Isabelle Santiago, députée engagée de longue date sur ces enjeux, espère que ce travail débouchera, cette fois, vers des réformes concrètes. Car aujourd’hui, ce ne sont pas les constats qui manquent. Ce qui fait défaut, ce sont des actions claires, prioritaires, et enfin mises en œuvre pour résoudre les dysfonctionnements de l’aide sociale à l’enfance.

Au total, le rapport formule pas moins de 92 recommandations pour remettre le secteur sur pieds. Autant de recommandations que nous avons lues et décortiquées dans cet article : Rapport sur les dysfonctionnements de l’aide sociale à l’enfance : notre décryptage

La solution de Kalia pour faire évoluer la protection de l’enfance

L’équipe de l’Agence Kalía est prête à faire bouger les lignes. Début 2024, une nouvelle démarche a vu le jour : Les Matriochkas

L’objectif ? Proposer aux professionnel·les et aux cadres de la protection de l’enfance une démarche écosystémique permettant de les sécuriser en amont, pendant et après l’exercice de leur mission, pour augmenter leur sécurité au travail, leurs compétences professionnelles, leur qualité de vie au travail et, ultimement, la qualité des services.
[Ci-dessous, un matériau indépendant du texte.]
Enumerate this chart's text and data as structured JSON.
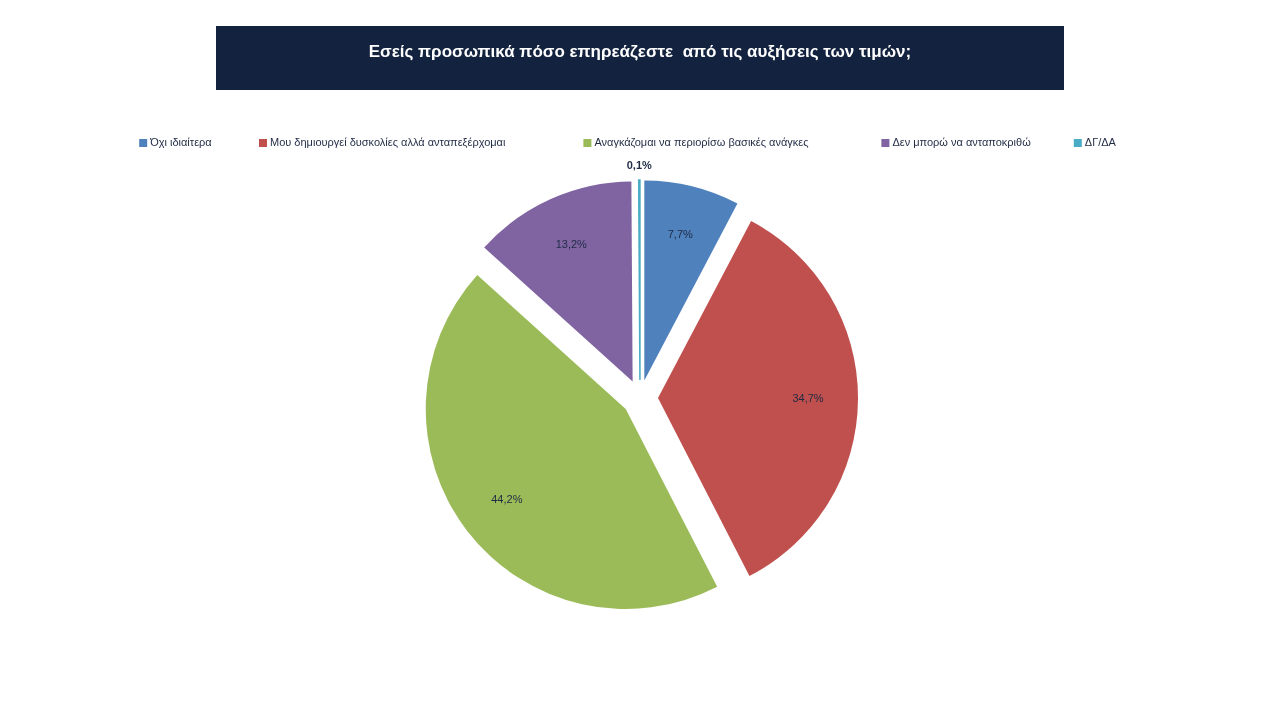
{
  "chart_data": {
    "type": "pie",
    "title": "Εσείς προσωπικά πόσο επηρεάζεστε  από τις αυξήσεις των τιμών;",
    "categories": [
      "Όχι ιδιαίτερα",
      "Μου δημιουργεί δυσκολίες αλλά ανταπεξέρχομαι",
      "Αναγκάζομαι να περιορίσω βασικές ανάγκες",
      "Δεν μπορώ να ανταποκριθώ",
      "ΔΓ/ΔΑ"
    ],
    "values": [
      7.7,
      34.7,
      44.2,
      13.2,
      0.1
    ],
    "value_labels": [
      "7,7%",
      "34,7%",
      "44,2%",
      "13,2%",
      "0,1%"
    ],
    "colors": [
      "#4f81bd",
      "#c0504d",
      "#9bbb59",
      "#8064a2",
      "#4bacc6"
    ],
    "legend": "top"
  }
}
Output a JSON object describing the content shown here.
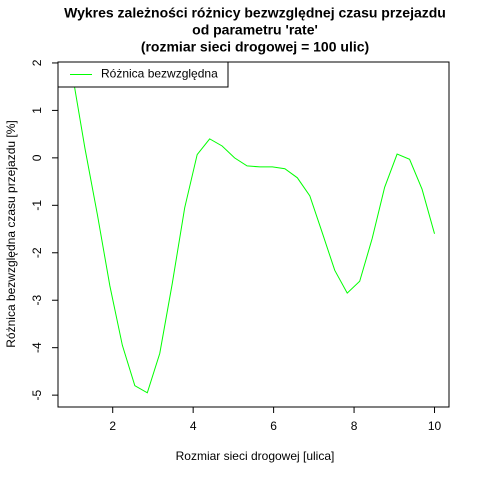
{
  "chart_data": {
    "type": "line",
    "title": "Wykres zależności różnicy bezwzględnej czasu przejazdu",
    "subtitle": [
      "od parametru 'rate'",
      "(rozmiar sieci drogowej = 100 ulic)"
    ],
    "x_label": "Rozmiar sieci drogowej [ulica]",
    "y_label": "Różnica bezwzględna czasu przejazdu [%]",
    "x": [
      1,
      1.31,
      1.62,
      1.93,
      2.24,
      2.55,
      2.86,
      3.17,
      3.48,
      3.79,
      4.1,
      4.41,
      4.72,
      5.03,
      5.34,
      5.66,
      5.97,
      6.28,
      6.59,
      6.9,
      7.21,
      7.52,
      7.83,
      8.14,
      8.45,
      8.76,
      9.07,
      9.38,
      9.69,
      10
    ],
    "series": [
      {
        "name": "Różnica bezwzględna",
        "color": "#00ff00",
        "values": [
          1.75,
          0.2,
          -1.2,
          -2.7,
          -3.95,
          -4.8,
          -4.95,
          -4.12,
          -2.65,
          -1.05,
          0.07,
          0.4,
          0.25,
          0.0,
          -0.17,
          -0.19,
          -0.19,
          -0.23,
          -0.42,
          -0.8,
          -1.58,
          -2.37,
          -2.85,
          -2.6,
          -1.7,
          -0.62,
          0.08,
          -0.03,
          -0.66,
          -1.6
        ]
      }
    ],
    "xlim": [
      0.64,
      10.36
    ],
    "ylim": [
      -5.25,
      2.02
    ],
    "xticks": [
      2,
      4,
      6,
      8,
      10
    ],
    "yticks": [
      -5,
      -4,
      -3,
      -2,
      -1,
      0,
      1,
      2
    ],
    "legend": "topleft"
  }
}
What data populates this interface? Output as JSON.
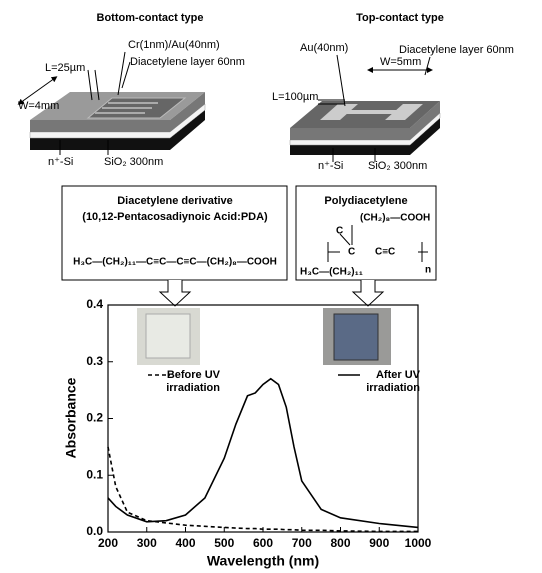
{
  "devices": [
    {
      "title": "Bottom-contact type",
      "electrode": "Cr(1nm)/Au(40nm)",
      "length": "L=25µm",
      "layer": "Diacetylene layer 60nm",
      "width": "W=4mm",
      "gate": "n⁺-Si",
      "oxide": "SiO₂ 300nm"
    },
    {
      "title": "Top-contact type",
      "electrode": "Au(40nm)",
      "length": "L=100µm",
      "layer": "Diacetylene layer  60nm",
      "width": "W=5mm",
      "gate": "n⁺-Si",
      "oxide": "SiO₂ 300nm"
    }
  ],
  "monomer": {
    "title": "Diacetylene derivative",
    "subtitle": "(10,12-Pentacosadiynoic Acid:PDA)",
    "formula": "H₃C—(CH₂)₁₁—C≡C—C≡C—(CH₂)₈—COOH"
  },
  "polymer": {
    "title": "Polydiacetylene",
    "side_top": "(CH₂)₈—COOH",
    "atom_1": "C",
    "atom_2": "C",
    "triple": "C≡C",
    "repeat": "n",
    "side_bottom": "H₃C—(CH₂)₁₁"
  },
  "chart_data": {
    "type": "line",
    "xlabel": "Wavelength (nm)",
    "ylabel": "Absorbance",
    "x": [
      200,
      220,
      250,
      300,
      350,
      400,
      450,
      500,
      530,
      560,
      580,
      600,
      620,
      640,
      660,
      680,
      700,
      750,
      800,
      900,
      1000
    ],
    "series": [
      {
        "name": "Before UV irradiation",
        "color": "#000000",
        "line_style": "dashed",
        "values": [
          0.15,
          0.08,
          0.035,
          0.02,
          0.016,
          0.012,
          0.01,
          0.008,
          0.007,
          0.006,
          0.006,
          0.005,
          0.005,
          0.005,
          0.004,
          0.004,
          0.003,
          0.003,
          0.002,
          0.001,
          0.001
        ]
      },
      {
        "name": "After UV irradiation",
        "color": "#000000",
        "line_style": "solid",
        "values": [
          0.06,
          0.045,
          0.03,
          0.018,
          0.02,
          0.03,
          0.06,
          0.13,
          0.19,
          0.24,
          0.245,
          0.26,
          0.27,
          0.26,
          0.22,
          0.15,
          0.09,
          0.04,
          0.025,
          0.015,
          0.008
        ]
      }
    ],
    "xlim": [
      200,
      1000
    ],
    "ylim": [
      0,
      0.4
    ],
    "xticks": [
      200,
      300,
      400,
      500,
      600,
      700,
      800,
      900,
      1000
    ],
    "yticks": [
      {
        "value": 0,
        "label": "0.0"
      },
      0.1,
      0.2,
      0.3,
      0.4
    ]
  }
}
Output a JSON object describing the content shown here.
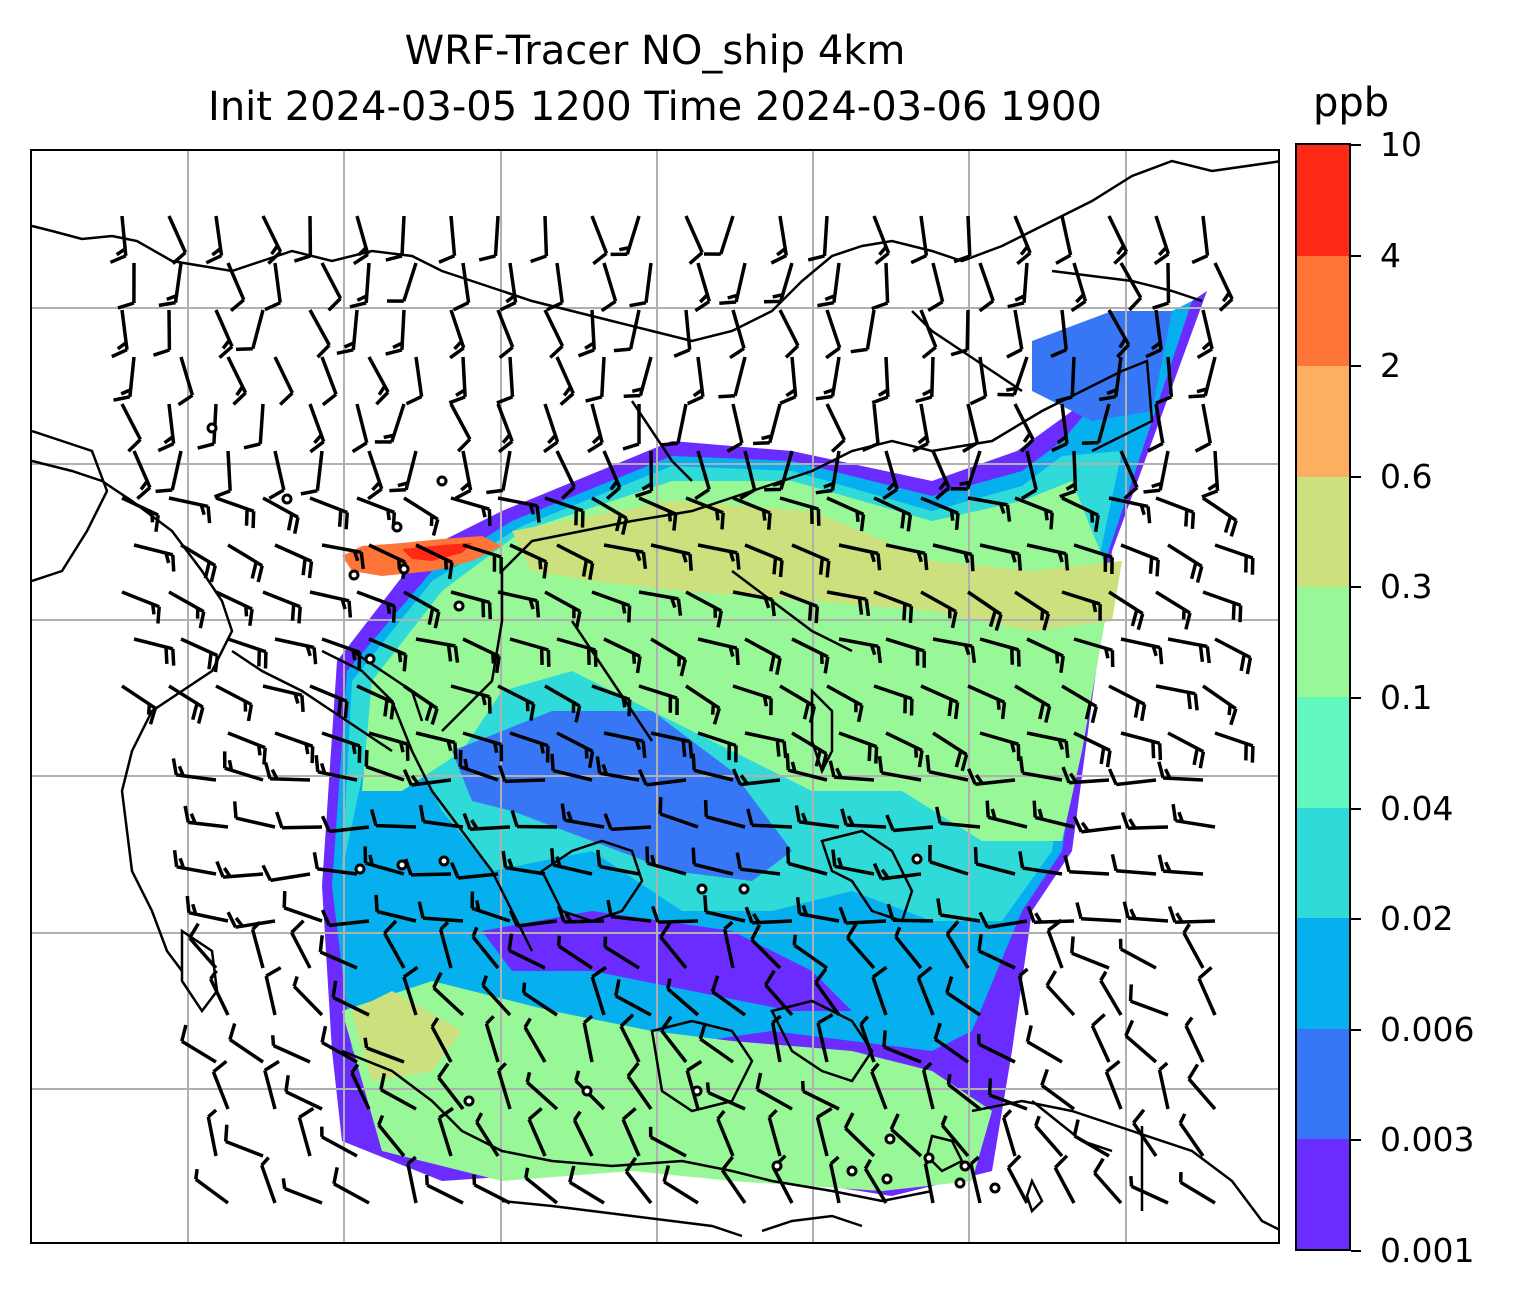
{
  "title": {
    "line1": "WRF-Tracer NO_ship 4km",
    "line2": "Init 2024-03-05 1200 Time 2024-03-06 1900"
  },
  "map": {
    "variable": "NO_ship",
    "gridlines": true,
    "features": [
      "coastlines",
      "country-borders",
      "wind-barbs",
      "calm-wind-circles",
      "filled-contours"
    ],
    "wind_barb_color": "#000000",
    "gridline_color": "#b0b0b0"
  },
  "colorbar": {
    "unit": "ppb",
    "ticks": [
      "10",
      "4",
      "2",
      "0.6",
      "0.3",
      "0.1",
      "0.04",
      "0.02",
      "0.006",
      "0.003",
      "0.001"
    ],
    "colors": [
      "#6a2cff",
      "#3776f5",
      "#06b0ee",
      "#30dad8",
      "#62f8c0",
      "#98f898",
      "#cde07e",
      "#fdae61",
      "#ff7538",
      "#ff2a16"
    ]
  }
}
Si le dernier rapport sur la situation de crise de la protection de l’enfance, nous pensons que ce secteur peut se relever. À condition de poser des actes nets, concrets, cohérents. Et de les poser maintenant.

La première urgence étant de soutenir et sécuriser les professionnel·les. Parce que quand ils vacillent, c’est tout le système qui s’effondre. Sans eux·elles, aucune protection durable. Sans eux·elles, aucune sécurité pour les enfants. Il est temps de reconstruire une chaîne de sécurité, solide, fiable, continue. Un cadre où chacun·e est soutenu·e et soutenant·e. 


Sources :

Pénurie de professionnels en protection de l’enfance : une situation alarmante ! (2023, 23 novembre). Uniopss. https://www.uniopss.asso.fr/actualites/penurie-de-professionnels-en-protection-de-lenfance-situation-alarmante


L’aide sociale à l’enfance – Edition 2023. DREES. https://drees.solidarites-sante.gouv.fr/sites/default/files/2023-10/DD115.pdf


Hassani, A., Letoret, A. & Morellec, J. (2009). Protection maternelle et infantile : De la promotion de la santé à la protection de l’enfance.